When the film is over, Bazerman asks the students to share their totals. After everyone has weighed in, he asks, “Did anyone see the woman with the umbrella?”

A replay clearly reveals a woman slowly strolling right through the action.

Bazerman says that only about 5% of the uninitiated ever catch the phantom woman. When asked why they missed her, viewers explain, “I was busy watching for something else.”

That’s a dominant theme of “Blind Spots: Why We Fail to Do What’s Right and What to Do About It,” co-authored by Bazerman and Ann Tenbrunsel. Bazerman calls the phenomenon “bounded awareness” – systematic avoidance of information in the environment that we should be paying attention to.

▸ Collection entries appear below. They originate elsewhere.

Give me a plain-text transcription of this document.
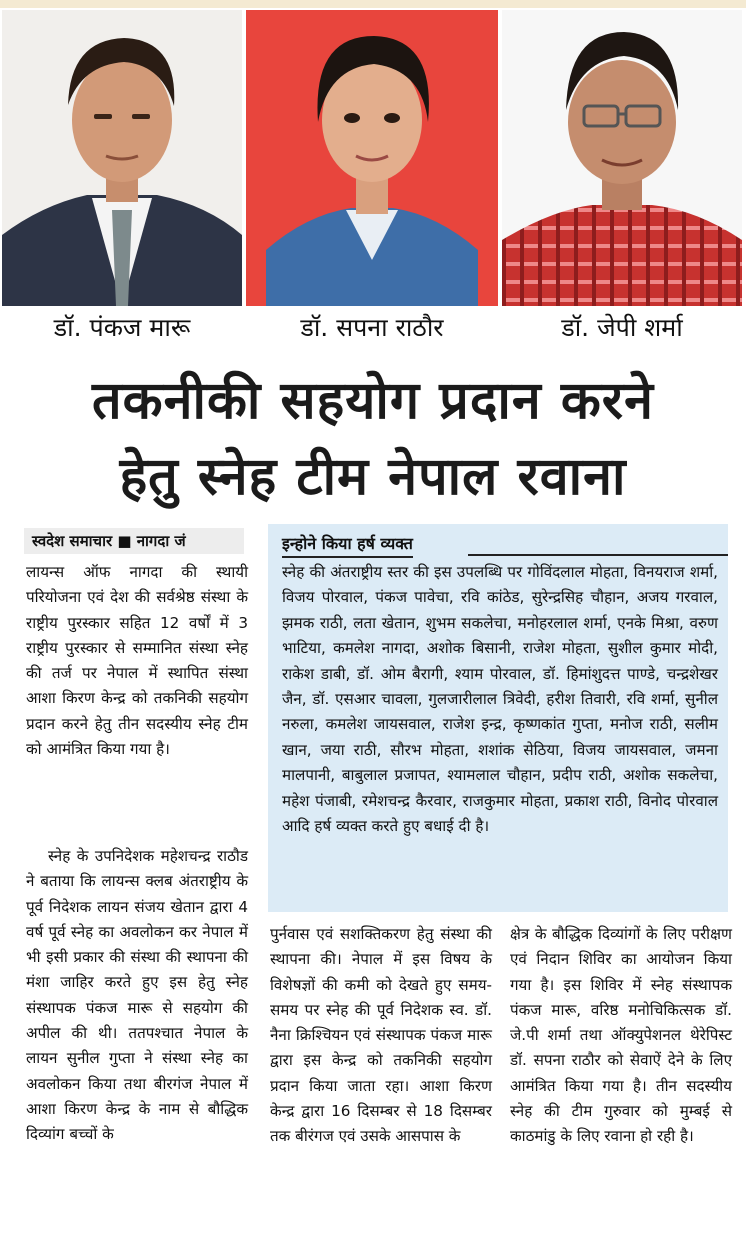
डॉ. पंकज मारू	डॉ. सपना राठौर	डॉ. जेपी शर्मा
तकनीकी सहयोग प्रदान करने
हेतु स्नेह टीम नेपाल रवाना
स्वदेश समाचार ■ नागदा जं
लायन्स ऑफ नागदा की स्थायी परियोजना एवं देश की सर्वश्रेष्ठ संस्था के राष्ट्रीय पुरस्कार सहित 12 वर्षों में 3 राष्ट्रीय पुरस्कार से सम्मानित संस्था स्नेह की तर्ज पर नेपाल में स्थापित संस्था आशा किरण केन्द्र को तकनिकी सहयोग प्रदान करने हेतु तीन सदस्यीय स्नेह टीम को आमंत्रित किया गया है।
स्नेह के उपनिदेशक महेशचन्द्र राठौड ने बताया कि लायन्स क्लब अंतराष्ट्रीय के पूर्व निदेशक लायन संजय खेतान द्वारा 4 वर्ष पूर्व स्नेह का अवलोकन कर नेपाल में भी इसी प्रकार की संस्था की स्थापना की मंशा जाहिर करते हुए इस हेतु स्नेह संस्थापक पंकज मारू से सहयोग की अपील की थी। ततपश्चात नेपाल के लायन सुनील गुप्ता ने संस्था स्नेह का अवलोकन किया तथा बीरगंज नेपाल में आशा किरण केन्द्र के नाम से बौद्धिक दिव्यांग बच्चों के
इन्होने किया हर्ष व्यक्त
स्नेह की अंतराष्ट्रीय स्तर की इस उपलब्धि पर गोविंदलाल मोहता, विनयराज शर्मा, विजय पोरवाल, पंकज पावेचा, रवि कांठेड, सुरेन्द्रसिह चौहान, अजय गरवाल, झमक राठी, लता खेतान, शुभम सकलेचा, मनोहरलाल शर्मा, एनके मिश्रा, वरुण भाटिया, कमलेश नागदा, अशोक बिसानी, राजेश मोहता, सुशील कुमार मोदी, राकेश डाबी, डॉ. ओम बैरागी, श्याम पोरवाल, डॉ. हिमांशुदत्त पाण्डे, चन्द्रशेखर जैन, डॉ. एसआर चावला, गुलजारीलाल त्रिवेदी, हरीश तिवारी, रवि शर्मा, सुनील नरुला, कमलेश जायसवाल, राजेश इन्द्र, कृष्णकांत गुप्ता, मनोज राठी, सलीम खान, जया राठी, सौरभ मोहता, शशांक सेठिया, विजय जायसवाल, जमना मालपानी, बाबुलाल प्रजापत, श्यामलाल चौहान, प्रदीप राठी, अशोक सकलेचा, महेश पंजाबी, रमेशचन्द्र कैरवार, राजकुमार मोहता, प्रकाश राठी, विनोद पोरवाल आदि हर्ष व्यक्त करते हुए बधाई दी है।
पुर्नवास एवं सशक्तिकरण हेतु संस्था की स्थापना की। नेपाल में इस विषय के विशेषज्ञों की कमी को देखते हुए समय-समय पर स्नेह की पूर्व निदेशक स्व. डॉ. नैना क्रिश्चियन एवं संस्थापक पंकज मारू द्वारा इस केन्द्र को तकनिकी सहयोग प्रदान किया जाता रहा। आशा किरण केन्द्र द्वारा 16 दिसम्बर से 18 दिसम्बर तक बीरंगज एवं उसके आसपास के
क्षेत्र के बौद्धिक दिव्यांगों के लिए परीक्षण एवं निदान शिविर का आयोजन किया गया है। इस शिविर में स्नेह संस्थापक पंकज मारू, वरिष्ठ मनोचिकित्सक डॉ. जे.पी शर्मा तथा ऑक्युपेशनल थेरेपिस्ट डॉ. सपना राठौर को सेवाऐं देने के लिए आमंत्रित किया गया है। तीन सदस्यीय स्नेह की टीम गुरुवार को मुम्बई से काठमांडु के लिए रवाना हो रही है।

This lack of broad awareness becomes increasingly serious when extended to “bounded ethicality”: ways in which we fail to act ethically despite our best intentions, because we have failed to notice something. This “in-attentional blindness” becomes an ethical issue when the failures of the present foist harm upon future recipients. Bazerman cited the scenarios of climate change, overharvesting of fisheries, and the disasters resulting from Hurricane Katrina as illustrative of such harmful outcomes.

While most efforts to teach ethics have focused on dilemmas where people are aware that an ethical issue is present, Bazerman’s work has focused instead on situations where there is a lack of awareness about an ethical dilemma. “There is something missing in our ethics education in professional schools,” Bazerman told the students. “We need to augment focus on how to get people to even notice the ethical implications of what they’re deciding. We should focus ethics education on the psychology of the behavior of typical MBA students, not on the intentional unethical behavior of rare circumstances.”

Bazerman’s recommendation for combatting bounded awareness is to consider how choices are framed, and to offer people many options. “With multiple courses of action, we deliberate more. We become more utilitarian. How we present options changes people’s decision making – and produces more ethical outcomes.”

Bazerman, who is Jesse Isidor Straus Professor at the Harvard Business School and author, co-author, or co-editor of nineteen books, was hosted by the Center for Business & Society as part of its ongoing ethics programming. Throughout the year, the Center offers talks with visiting experts as well as small group discussion sessions to prepare Tuck students to become responsible business leaders with the ability to recognize ethical issues when confronted with them.